Mode	Description	Use case
Transcribe	Speech is converted to text exactly as spoken. The raw transcription is the final output. No LLM processing is applied.	Dictating notes, messages, or any text where you want the output to match what you said
Instruct	Speech is treated as an instruction for the AI language model. The transcription is sent as input to the LLM, combined with your current text context, and the LLM produces the final response.	Dictating commands such as "Write a polite reply declining this meeting" and receiving a fully composed result

The audio mode is a property of the connection, not the action. You can create multiple connections with different modes and assign each to different STT actions.

The Instruct/Transcribe mode toggle is only shown for connections whose model is known to support audio input. It does not appear on standard Whisper-only endpoints.

Per-Action STT Configuration

Every STT action has its own independent configuration section. Open Settings > Actions, find an STT action card, and expand its STT Configuration section to access these settings.

Element	Type	Description
Audio mode toggle (Instruct / Transcribe)	Segmented button	Switches the STT connection between Instruct and Transcribe mode. Only visible for connections whose model supports audio input.
Microphone dropdown	Select	Choose a specific microphone device or leave on Default to use the system default.

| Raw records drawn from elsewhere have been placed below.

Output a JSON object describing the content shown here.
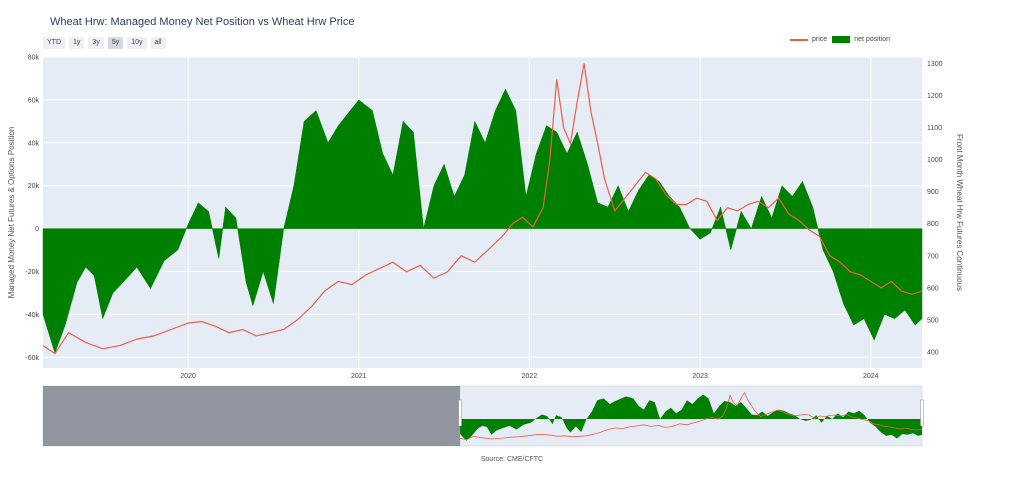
{
  "title": "Wheat Hrw: Managed Money Net Position vs Wheat Hrw Price",
  "range_buttons": [
    "YTD",
    "1y",
    "3y",
    "5y",
    "10y",
    "all"
  ],
  "active_range": "5y",
  "legend": {
    "price": "price",
    "net": "net position"
  },
  "source": "Source: CME/CFTC",
  "colors": {
    "price": "#e8604a",
    "net": "#008000",
    "plot_bg": "#e5ecf6",
    "grid": "#ffffff"
  },
  "chart_data": {
    "type": "area",
    "xlabel": "",
    "ylabel_left": "Managed Money Net Futures & Options Position",
    "ylabel_right": "Front Month Wheat Hrw Futures Continuous",
    "xlim": [
      2019.15,
      2024.3
    ],
    "ylim_left": [
      -65000,
      80000
    ],
    "ylim_right": [
      350,
      1320
    ],
    "yticks_left": [
      -60000,
      -40000,
      -20000,
      0,
      20000,
      40000,
      60000,
      80000
    ],
    "yticks_left_labels": [
      "-60k",
      "-40k",
      "-20k",
      "0",
      "20k",
      "40k",
      "60k",
      "80k"
    ],
    "yticks_right": [
      400,
      500,
      600,
      700,
      800,
      900,
      1000,
      1100,
      1200,
      1300
    ],
    "xticks": [
      2020,
      2021,
      2022,
      2023,
      2024
    ],
    "xtick_labels": [
      "2020",
      "2021",
      "2022",
      "2023",
      "2024"
    ],
    "grid": true,
    "legend_position": "top-right",
    "series": [
      {
        "name": "net position",
        "axis": "left",
        "x": [
          2019.15,
          2019.22,
          2019.28,
          2019.35,
          2019.4,
          2019.45,
          2019.5,
          2019.56,
          2019.62,
          2019.7,
          2019.78,
          2019.86,
          2019.94,
          2020.0,
          2020.06,
          2020.12,
          2020.18,
          2020.22,
          2020.28,
          2020.34,
          2020.38,
          2020.44,
          2020.5,
          2020.56,
          2020.62,
          2020.68,
          2020.75,
          2020.82,
          2020.88,
          2020.95,
          2021.0,
          2021.08,
          2021.14,
          2021.2,
          2021.26,
          2021.32,
          2021.38,
          2021.44,
          2021.5,
          2021.56,
          2021.62,
          2021.68,
          2021.74,
          2021.8,
          2021.86,
          2021.92,
          2021.98,
          2022.04,
          2022.1,
          2022.16,
          2022.22,
          2022.28,
          2022.34,
          2022.4,
          2022.46,
          2022.52,
          2022.58,
          2022.64,
          2022.7,
          2022.76,
          2022.82,
          2022.88,
          2022.94,
          2023.0,
          2023.06,
          2023.12,
          2023.18,
          2023.24,
          2023.3,
          2023.36,
          2023.42,
          2023.48,
          2023.54,
          2023.6,
          2023.66,
          2023.72,
          2023.78,
          2023.84,
          2023.9,
          2023.96,
          2024.02,
          2024.08,
          2024.14,
          2024.2,
          2024.26,
          2024.3
        ],
        "values": [
          -40000,
          -58000,
          -45000,
          -25000,
          -18000,
          -22000,
          -42000,
          -30000,
          -25000,
          -18000,
          -28000,
          -15000,
          -10000,
          2000,
          12000,
          8000,
          -14000,
          10000,
          5000,
          -25000,
          -36000,
          -20000,
          -35000,
          0,
          20000,
          50000,
          55000,
          40000,
          48000,
          55000,
          60000,
          55000,
          35000,
          25000,
          50000,
          45000,
          0,
          20000,
          30000,
          15000,
          25000,
          50000,
          40000,
          55000,
          65000,
          55000,
          15000,
          35000,
          48000,
          45000,
          35000,
          45000,
          30000,
          12000,
          10000,
          20000,
          8000,
          18000,
          25000,
          22000,
          15000,
          10000,
          0,
          -5000,
          -2000,
          10000,
          -10000,
          8000,
          0,
          15000,
          5000,
          20000,
          15000,
          22000,
          10000,
          -10000,
          -20000,
          -35000,
          -45000,
          -42000,
          -52000,
          -40000,
          -42000,
          -38000,
          -45000,
          -42000
        ],
        "color": "#008000"
      },
      {
        "name": "price",
        "axis": "right",
        "x": [
          2019.15,
          2019.22,
          2019.3,
          2019.4,
          2019.5,
          2019.6,
          2019.7,
          2019.8,
          2019.9,
          2020.0,
          2020.08,
          2020.16,
          2020.24,
          2020.32,
          2020.4,
          2020.48,
          2020.56,
          2020.64,
          2020.72,
          2020.8,
          2020.88,
          2020.96,
          2021.04,
          2021.12,
          2021.2,
          2021.28,
          2021.36,
          2021.44,
          2021.52,
          2021.6,
          2021.68,
          2021.76,
          2021.84,
          2021.9,
          2021.96,
          2022.02,
          2022.08,
          2022.12,
          2022.16,
          2022.2,
          2022.24,
          2022.28,
          2022.32,
          2022.36,
          2022.4,
          2022.44,
          2022.5,
          2022.56,
          2022.62,
          2022.68,
          2022.74,
          2022.8,
          2022.86,
          2022.92,
          2022.98,
          2023.04,
          2023.1,
          2023.16,
          2023.22,
          2023.28,
          2023.34,
          2023.4,
          2023.46,
          2023.52,
          2023.58,
          2023.64,
          2023.7,
          2023.76,
          2023.82,
          2023.88,
          2023.94,
          2024.0,
          2024.06,
          2024.12,
          2024.18,
          2024.24,
          2024.3
        ],
        "values": [
          420,
          395,
          460,
          430,
          410,
          420,
          440,
          450,
          470,
          490,
          495,
          480,
          460,
          470,
          450,
          460,
          470,
          500,
          540,
          590,
          620,
          610,
          640,
          660,
          680,
          650,
          670,
          630,
          650,
          700,
          680,
          720,
          760,
          800,
          820,
          790,
          850,
          1000,
          1250,
          1100,
          1050,
          1180,
          1300,
          1150,
          1050,
          940,
          840,
          880,
          920,
          960,
          940,
          890,
          860,
          860,
          880,
          870,
          810,
          850,
          840,
          860,
          870,
          850,
          880,
          830,
          810,
          780,
          760,
          700,
          680,
          650,
          640,
          620,
          600,
          620,
          590,
          580,
          590
        ],
        "color": "#e8604a"
      }
    ]
  }
}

Only shown when more than one audio input device is detected.
Language chips (input languages)	Chip buttons	Shows the languages configured for this action. The active input language chip is highlighted in blue. Click a chip to make it the active input language. Click the X on a chip to remove that language.
Add language button	Button	Opens an inline form to add a language. Choose from a curated list or enter a custom BCP-47 language code and name.
Output language dropdown	Select	Select a language to auto-translate the transcription into after it is produced. Populated from the input languages added to this action. Leave empty to skip translation.
Sample rate selector	Select	Audio sample rate for microphone capture. Options: 16,000 Hz (recommended), 24,000 Hz, 32,000 Hz, 48,000 Hz.
Noise suppression toggle	Toggle	Reduces background noise. Useful in noisy environments.
Echo cancellation toggle	Toggle	Removes echo from speakers playing back into the microphone. Enable when speakers are active during recording.
Auto gain control toggle	Toggle	Automatically adjusts microphone volume to maintain consistent levels regardless of mic sensitivity or speaker distance.

Starting a Recording

You can start an STT recording in three ways:

From the main panel: Click the microphone button that appears on any STT action card in the action list.
Via hotkey: Press the hotkey assigned to an STT action (for example Ctrl+Shift+Alt+S for Audio to Text).
Via mouse trigger: Use the action's configured mouse trigger if one is set up.
From the PromptBar: Click the microphone button inside the PromptBar to dictate your prompt. See PromptBar & Quick Prompts.

Configure hotkeys and mouse triggers for STT actions in Settings > Actions.

Recording Limits

The following limits apply to all recordings:

Limit	Value
Maximum recording duration	12 minutes (720 seconds). Recording stops automatically at this limit.
Countdown timer appears at	2 minutes remaining (120 seconds)
Minimum audio size	1,000 bytes. Recordings below this threshold (empty or silent) are rejected before being sent to the provider.
Maximum audio file size	100 MB. Very long recordings at high sample rates may approach this limit.

The 16,000 Hz sample rate produces the smallest files and is the rate recommended by most STT providers. Use higher rates only if your provider or audio quality requires it.

Supported Providers

Any connection with the STT capability can be used for speech-to-text actions. Which providers offer STT depends on which connections you have configured. Common STT-capable providers include OpenAI (Whisper), Azure OpenAI, and OpenAI-compatible endpoints that expose a transcription API.

See Connections for how to add an STT-capable connection and how to assign it as the default STT connection or to specific actions.